Monday, Nov. 06, 1978
Percy's Problem
Illinois Republican Charles Percy never had any qualms about running for a third term in the Senate. Nor did he have any doubt that he would be reelected. Through the summer and fall Percy, 59, enjoyed a huge 20-point lead in the polls over his obscure Democratic rival, Alex Seith, 44, a Chicago lawyer who had never before run for office. Percy scheduled only three weeks of heavy campaigning just before the election and expected a landslide victory, perhaps bigger than his 2-to-l triumph in 1972.
Last week, however, Percy's sunny forecast was unexpectedly clouded by a Chicago Sun-Times straw poll.
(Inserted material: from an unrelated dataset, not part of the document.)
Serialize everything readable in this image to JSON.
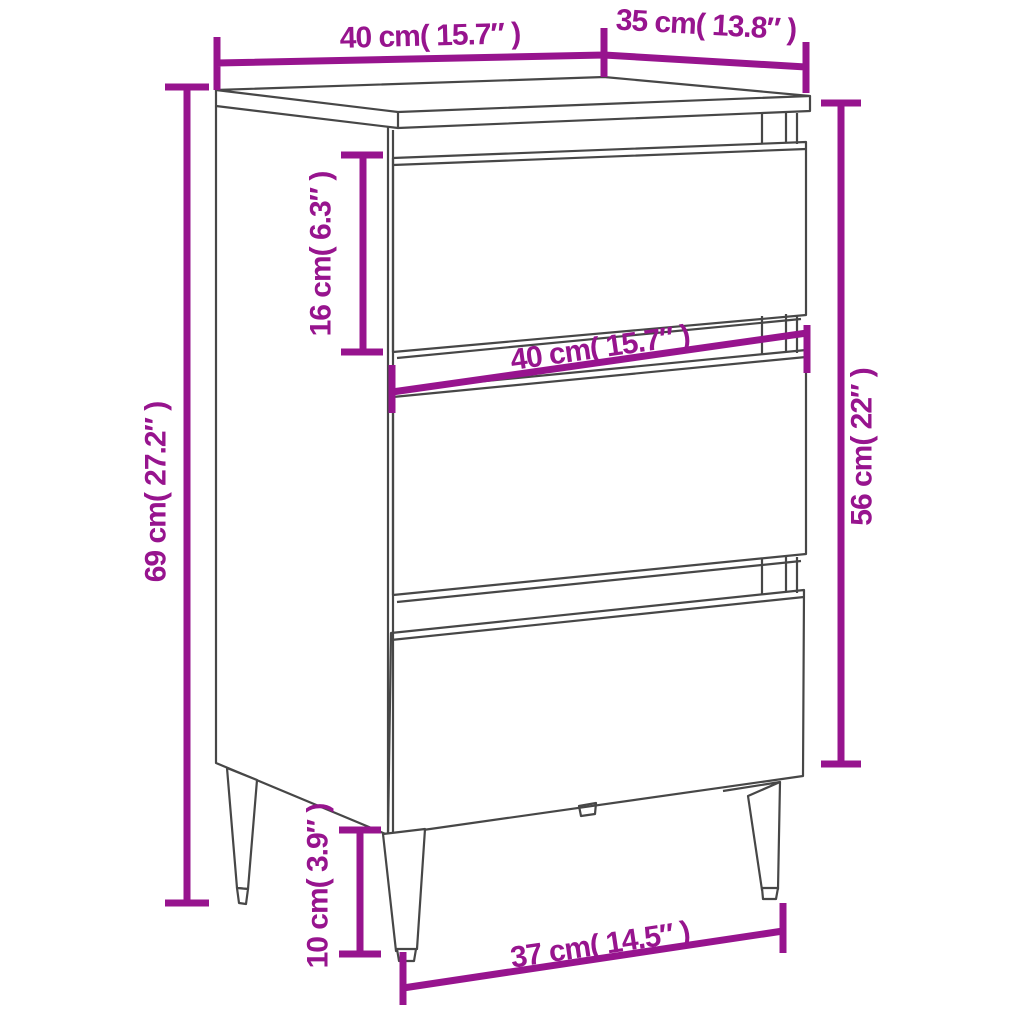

The newspaper surveyed 23,976 voters across the state and found that Seith (rhymes with teeth) was leading 53.3% to 46.7%. The poll boasts an impressive record of accuracy dating back to 1932, and Percy last week acknowledged that he is behind. Said he: "It's the anti-incumbency feeling. People are frustrated and angry and want to take it out on someone, and I happen to be around."
Percy's problems are largely with members of his own party, especially those in the balky conservative wing, who have loathed him for years. Said a veteran Republican moderate: "The conservatives have been waiting to get him. They've been like alligators lying on a river bank." The poll shows Percy actually behind Seith in traditionally Republican counties downstate and running only a few points ahead in heavily Republican DuPage County, a Chicago suburb he swept by a margin of 50 percentage points six years ago.
Sensing Percy's unpopularity with Republican conservatives, Seith has stressed his hard-line anti-Communist views and fiscal conservatism. As a result, he has the backing of Jim Evans, chairman of the Illinois Conservative Union, while Percy has picked up endorsements from the AFL-CIO, the United Auto Workers and the liberal Independent Voters of Illinois.
Seith has depicted Percy as a do-nothing Senator who spends most of his time on the Georgetown cocktail circuit and tries to hide an "abysmal" voting record. Charged Seith: "He speaks out of both sides of his mouth." By criticizing the sale of jets to Saudi Arabia, Seith hopes to gain support from Jews. He has also been running an unfair advertisement on Chicago's black radio stations implying that Percy approved the racial jokes that cost former Agriculture Secretary Earl Butz his job in 1976. The ads do not mention that Percy himself had called for Butz's resignation.
A magna cum laude out of Yale, with a wife who comes from a wealthy Rochester, N.Y., family, Seith has poured $600,000 of his own and his wife's money into the campaign. Percy, stunned by his new underdog status, finds himself short on funds and has had to spend $100,000 from his personal bank account. He is now pleading for contributions to finance a last-minute TV blitz that he hopes will chase away the incumbency blues and turn the election around.